Tuesday, October 10, 2023 - 11:40 am
online

Title: 

Amir Yazdanbakhsh (Google DeepMind), Suvinay Subramanian (Google)


Teams Link


Abstract:

The rapid advancement of artificial intelligence (AI) has ushered in an era of unprecedented computational demands, necessitating continuous innovation in computing systems. In this talk, we will highlight how codesign has been a key paradigm in enabling innovative solutions and state-of-the-art performance in Google's AI computing systems, namely Tensor Processing Units (TPUs). We present several codesign case studies across different layers of the stack, spanning hardware, systems, software, algorithms, all the way up to the datacenter. We discuss how TPUs have made judicious, yet opinionated bets in our design choices, and how these design choices have not only kept pace with the blistering rate of change, but also enabled many of the breakthroughs in AI.

Bio:

Amir Yazdanbakhsh received his Ph.D. degree in computer science from the Georgia Institute of Technology. His Ph.D. work has been recognized by various awards, including Microsoft PhD Fellowship and Qualcomm Innovation Fellowship. Amir is currently a Research Scientist at Google DeepMind where he is the co-founder and co-lead of the Machine Learning for Computer Architecture team. His work focuses on leveraging the recent machine learning methods and advancements to innovate and design better hardware accelerators. He is also interested in designing large-scale distributed systems for training machine learning applications, and led the development of a massively large-scale distributed reinforcement learning system that scales to TPU Pod and efficiently manages thousands of actors to solve complex, real-world tasks. The work of our team has been covered by media outlets, including WIRED, ZDNet, AnalyticsInsight, InfoQ. Amir was inducted into the ISCA Hall of Fame in 2023.

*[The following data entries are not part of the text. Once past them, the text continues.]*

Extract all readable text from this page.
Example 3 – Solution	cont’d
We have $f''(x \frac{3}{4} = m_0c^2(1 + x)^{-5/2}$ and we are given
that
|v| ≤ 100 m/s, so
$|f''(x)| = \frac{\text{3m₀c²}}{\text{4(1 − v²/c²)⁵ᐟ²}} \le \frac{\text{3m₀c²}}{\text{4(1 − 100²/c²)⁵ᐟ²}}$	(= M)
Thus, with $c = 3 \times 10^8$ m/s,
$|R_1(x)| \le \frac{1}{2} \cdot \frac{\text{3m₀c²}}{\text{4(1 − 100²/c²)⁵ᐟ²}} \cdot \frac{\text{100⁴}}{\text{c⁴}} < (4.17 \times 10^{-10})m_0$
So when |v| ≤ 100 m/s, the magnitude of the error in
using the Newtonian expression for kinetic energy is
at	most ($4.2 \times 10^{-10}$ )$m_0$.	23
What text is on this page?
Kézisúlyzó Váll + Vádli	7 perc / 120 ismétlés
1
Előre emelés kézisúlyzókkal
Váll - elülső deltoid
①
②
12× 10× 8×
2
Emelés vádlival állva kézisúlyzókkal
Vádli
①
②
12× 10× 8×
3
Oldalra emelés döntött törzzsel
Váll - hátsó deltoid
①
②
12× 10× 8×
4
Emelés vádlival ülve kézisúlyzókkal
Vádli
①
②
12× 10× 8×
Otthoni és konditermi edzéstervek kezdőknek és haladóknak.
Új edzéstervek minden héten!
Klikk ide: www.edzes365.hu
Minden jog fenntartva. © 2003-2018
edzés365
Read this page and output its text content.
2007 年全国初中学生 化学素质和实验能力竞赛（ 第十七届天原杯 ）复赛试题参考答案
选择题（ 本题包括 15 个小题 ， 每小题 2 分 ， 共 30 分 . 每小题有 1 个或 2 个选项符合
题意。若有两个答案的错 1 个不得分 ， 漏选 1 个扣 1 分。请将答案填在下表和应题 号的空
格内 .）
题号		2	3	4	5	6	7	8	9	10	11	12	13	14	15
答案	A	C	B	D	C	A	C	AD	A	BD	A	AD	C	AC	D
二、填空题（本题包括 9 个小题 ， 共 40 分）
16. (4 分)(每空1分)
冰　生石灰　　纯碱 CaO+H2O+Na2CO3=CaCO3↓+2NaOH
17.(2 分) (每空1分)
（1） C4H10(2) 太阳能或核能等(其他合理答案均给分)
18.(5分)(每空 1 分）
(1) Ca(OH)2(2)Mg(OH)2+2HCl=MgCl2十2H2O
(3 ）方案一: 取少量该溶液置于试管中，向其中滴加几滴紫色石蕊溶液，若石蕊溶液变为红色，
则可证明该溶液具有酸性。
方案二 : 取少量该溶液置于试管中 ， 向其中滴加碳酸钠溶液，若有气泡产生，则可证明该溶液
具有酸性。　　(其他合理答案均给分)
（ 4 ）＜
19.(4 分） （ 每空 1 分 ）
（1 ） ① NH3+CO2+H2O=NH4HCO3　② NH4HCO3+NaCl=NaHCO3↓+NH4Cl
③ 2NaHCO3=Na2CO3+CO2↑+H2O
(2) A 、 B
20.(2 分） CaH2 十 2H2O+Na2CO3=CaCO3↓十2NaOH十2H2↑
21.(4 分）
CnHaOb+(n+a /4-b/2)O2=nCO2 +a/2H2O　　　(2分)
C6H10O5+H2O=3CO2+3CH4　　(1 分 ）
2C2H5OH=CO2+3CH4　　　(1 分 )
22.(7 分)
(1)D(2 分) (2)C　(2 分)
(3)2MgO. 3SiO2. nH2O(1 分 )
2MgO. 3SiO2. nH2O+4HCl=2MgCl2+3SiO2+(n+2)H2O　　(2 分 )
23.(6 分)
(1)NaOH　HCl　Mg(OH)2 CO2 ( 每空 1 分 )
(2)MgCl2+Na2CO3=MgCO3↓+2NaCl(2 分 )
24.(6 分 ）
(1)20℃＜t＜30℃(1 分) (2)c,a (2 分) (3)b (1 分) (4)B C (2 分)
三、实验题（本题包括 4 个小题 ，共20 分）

Suvinay Subramanian is a Staff Software Engineer at Google, where he works on the architecture and codesign for Google's ML supercomputers, Tensor Processing Units (TPUs). His work has directly impacted innovative architecture and systems features in multiple generations of TPUs, and empowered performant training and serving of Google's research and production AI workloads. Suvinay received a Ph.D. from MIT, and a B.Tech from the Indian Institute of Technology Madras. He also co-hosts the Computer Architecture Podcast that spotlights cutting-edge developments in computer architecture and systems.